The publication today of Quicks Group's results confirmed expectations that the Manchester group had suffered much in a year marked by tightening margins on new cars and falling revenues on used cars.
Year-on-year, turnover was down from £600m in 1999 to £553m, attributed to vehicle volume and price reductions, profit before tax fell from £3.4m to £2m. This was a particular blow to Quicks since at the half year it had enjoyed an increase in pre-tax profits from £1.8m to £2.9m.
The fall was caused by less than expected sales and low profits, exacerbated by a weak aftersales market in the final quarter.

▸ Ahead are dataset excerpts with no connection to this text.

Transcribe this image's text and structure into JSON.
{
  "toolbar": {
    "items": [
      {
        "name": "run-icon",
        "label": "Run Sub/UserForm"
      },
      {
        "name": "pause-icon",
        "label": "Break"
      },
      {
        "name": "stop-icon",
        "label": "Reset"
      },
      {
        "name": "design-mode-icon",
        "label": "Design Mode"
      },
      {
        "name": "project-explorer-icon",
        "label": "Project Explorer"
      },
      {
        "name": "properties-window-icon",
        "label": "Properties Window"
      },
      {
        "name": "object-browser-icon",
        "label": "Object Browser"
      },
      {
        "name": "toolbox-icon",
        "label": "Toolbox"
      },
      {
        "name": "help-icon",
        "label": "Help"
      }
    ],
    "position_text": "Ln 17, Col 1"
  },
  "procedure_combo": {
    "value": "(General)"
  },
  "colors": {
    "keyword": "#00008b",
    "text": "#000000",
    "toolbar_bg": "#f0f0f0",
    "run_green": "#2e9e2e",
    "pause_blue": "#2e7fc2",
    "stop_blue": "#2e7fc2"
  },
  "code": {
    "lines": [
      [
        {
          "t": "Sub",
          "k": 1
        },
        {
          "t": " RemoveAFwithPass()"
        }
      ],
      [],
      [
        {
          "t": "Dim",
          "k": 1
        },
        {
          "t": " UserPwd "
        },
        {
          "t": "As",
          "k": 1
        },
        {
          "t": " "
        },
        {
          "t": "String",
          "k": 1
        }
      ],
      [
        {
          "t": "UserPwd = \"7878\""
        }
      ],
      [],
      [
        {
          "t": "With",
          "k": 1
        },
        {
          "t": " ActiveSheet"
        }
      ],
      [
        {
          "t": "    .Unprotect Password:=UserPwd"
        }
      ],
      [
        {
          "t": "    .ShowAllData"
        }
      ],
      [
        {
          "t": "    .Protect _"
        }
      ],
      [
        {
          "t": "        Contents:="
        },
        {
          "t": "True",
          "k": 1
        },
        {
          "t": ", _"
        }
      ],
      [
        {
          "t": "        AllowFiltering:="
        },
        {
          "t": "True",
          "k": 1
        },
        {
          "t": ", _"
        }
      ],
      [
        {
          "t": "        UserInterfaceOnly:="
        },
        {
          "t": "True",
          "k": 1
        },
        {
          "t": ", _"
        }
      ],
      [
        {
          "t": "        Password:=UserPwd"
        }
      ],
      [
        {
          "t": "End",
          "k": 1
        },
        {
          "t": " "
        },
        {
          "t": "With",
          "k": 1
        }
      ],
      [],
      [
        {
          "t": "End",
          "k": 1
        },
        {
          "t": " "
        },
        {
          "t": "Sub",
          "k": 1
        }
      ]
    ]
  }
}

While nationally new car registrations increased 1.1%, Quicks' registrations fell by 1.7%. Used car sales fell by 6.5%, largely, the company said, due to “nearly new used vehicle customers switching to new car purchases as some manufacturers reduced new car prices”.
It was a similar picture in parts distribution. At the half-year profits were “well ahead” of 1999. In the second half, however, buying efficiencies reduced and costs increased and combined with the continuing reduction in turnover, left full-year profits just marginally ahead of 1999's.
It was these results that are understood to have led the Quicks' board to express its dissatisfaction at the performance of chief executive and director Richard Barber and his subsequent resignation last Friday.
Quicks says he left the company “to pursue other interests”. Former Lex Service executive David Beck has joined the Quicks board and will be acting chief executive until a permanent replacement is appointed.
On the plus side, the franchises Quicks had acquired for Peugeot at Halesowen and Saab in Northampton have made “extremely encouraging” starts. The new Jaguar franchise at Stockport, however, has had a difficult start.
Michael Moore, Quicks chairman, said: “There are encouraging signs that much of the market uncertainty is behind us and that retail demand is returning. March trading has been strong and the profit for the first quarter is anticipated to be in line with our budget.”